The hardest part for me to accept is the fact that she was right where she was supposed to be. She got off the bus with plenty of time to get to her first class. She went to the crosswalk to go across the street to school, and that's when the car hit her. Then it backed up over her to escape. An eleven-year-old girl died yesterday morning because she was doing the right thing.
I knew her. Last year she came to our school a little after classes had settled in. She was "the new girl," but she handled it well. I respected the fact that she had to find her way in a group, some of whom had known each other since Kindergarten. Part of that persona was not taking any guff from anybody. Just because she was new, she wasn't going to fade quietly into the background. She was in a class with a number of very large personalities, and she wasn't about to be forgotten.

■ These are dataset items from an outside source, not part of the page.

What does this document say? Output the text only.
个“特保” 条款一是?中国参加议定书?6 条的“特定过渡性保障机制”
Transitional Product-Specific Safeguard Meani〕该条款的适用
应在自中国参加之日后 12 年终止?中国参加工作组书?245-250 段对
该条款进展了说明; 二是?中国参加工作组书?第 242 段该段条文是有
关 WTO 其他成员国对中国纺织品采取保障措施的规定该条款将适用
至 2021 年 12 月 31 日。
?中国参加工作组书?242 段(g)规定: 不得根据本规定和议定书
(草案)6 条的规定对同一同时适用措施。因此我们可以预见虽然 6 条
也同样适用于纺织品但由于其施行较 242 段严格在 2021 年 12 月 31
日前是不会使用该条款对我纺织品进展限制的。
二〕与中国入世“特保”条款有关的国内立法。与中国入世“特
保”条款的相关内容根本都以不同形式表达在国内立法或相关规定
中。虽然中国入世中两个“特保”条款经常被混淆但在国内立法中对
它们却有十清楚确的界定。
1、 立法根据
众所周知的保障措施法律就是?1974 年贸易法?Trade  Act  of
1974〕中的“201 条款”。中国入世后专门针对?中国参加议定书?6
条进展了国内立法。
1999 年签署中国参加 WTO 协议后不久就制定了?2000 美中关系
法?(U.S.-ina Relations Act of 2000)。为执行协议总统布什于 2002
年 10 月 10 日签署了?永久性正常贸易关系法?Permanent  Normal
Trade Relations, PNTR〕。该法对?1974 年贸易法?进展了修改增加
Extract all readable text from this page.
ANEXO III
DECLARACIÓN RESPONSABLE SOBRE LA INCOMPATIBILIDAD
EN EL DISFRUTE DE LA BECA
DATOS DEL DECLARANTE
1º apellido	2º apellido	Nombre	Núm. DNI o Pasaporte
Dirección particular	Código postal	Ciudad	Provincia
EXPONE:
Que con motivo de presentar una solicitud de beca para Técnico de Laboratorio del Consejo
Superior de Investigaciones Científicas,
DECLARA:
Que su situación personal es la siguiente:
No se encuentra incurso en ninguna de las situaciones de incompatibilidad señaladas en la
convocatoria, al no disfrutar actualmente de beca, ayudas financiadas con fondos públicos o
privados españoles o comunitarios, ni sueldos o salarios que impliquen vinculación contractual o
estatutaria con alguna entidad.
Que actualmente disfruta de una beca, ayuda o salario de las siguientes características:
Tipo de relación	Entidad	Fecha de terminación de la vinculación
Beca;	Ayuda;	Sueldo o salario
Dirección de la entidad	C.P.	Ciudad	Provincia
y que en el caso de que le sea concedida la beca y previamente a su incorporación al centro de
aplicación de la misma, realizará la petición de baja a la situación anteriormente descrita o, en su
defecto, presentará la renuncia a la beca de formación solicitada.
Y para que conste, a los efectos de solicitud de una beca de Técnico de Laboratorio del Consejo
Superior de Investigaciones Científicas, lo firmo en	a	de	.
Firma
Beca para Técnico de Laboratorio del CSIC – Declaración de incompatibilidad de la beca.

Now we are assured that she won't be. I won't forget the PowerPoint presentations she made in my class. One was an illustration of Cause and Effect using the tumultuous relationship of Rhianna and Chris Brown. The other was a no-nonsense biography of Abraham Lincoln, in which she pointed out, "He wasn't very handsome, was he?" At the end of the year talent show, when most fifth graders get up and lip-sync their way through the current hits, she wrote her own song and sang it a Capella. In front of the whole school. Her school. No fear.
It would be wrong to remember her as an angel. That would be too simple. She was a little girl who was finding her way. Sometimes she was picked on. Sometimes she picked on others. Like most fifth graders, she was fixated on what was "fair." Her fifth grade teacher made a point of writing, on the first day of class, this message on the board: "Fair is when everyone gets what they need."
This little girl was on her way to school and got killed by a hit and run driver. That's not fair.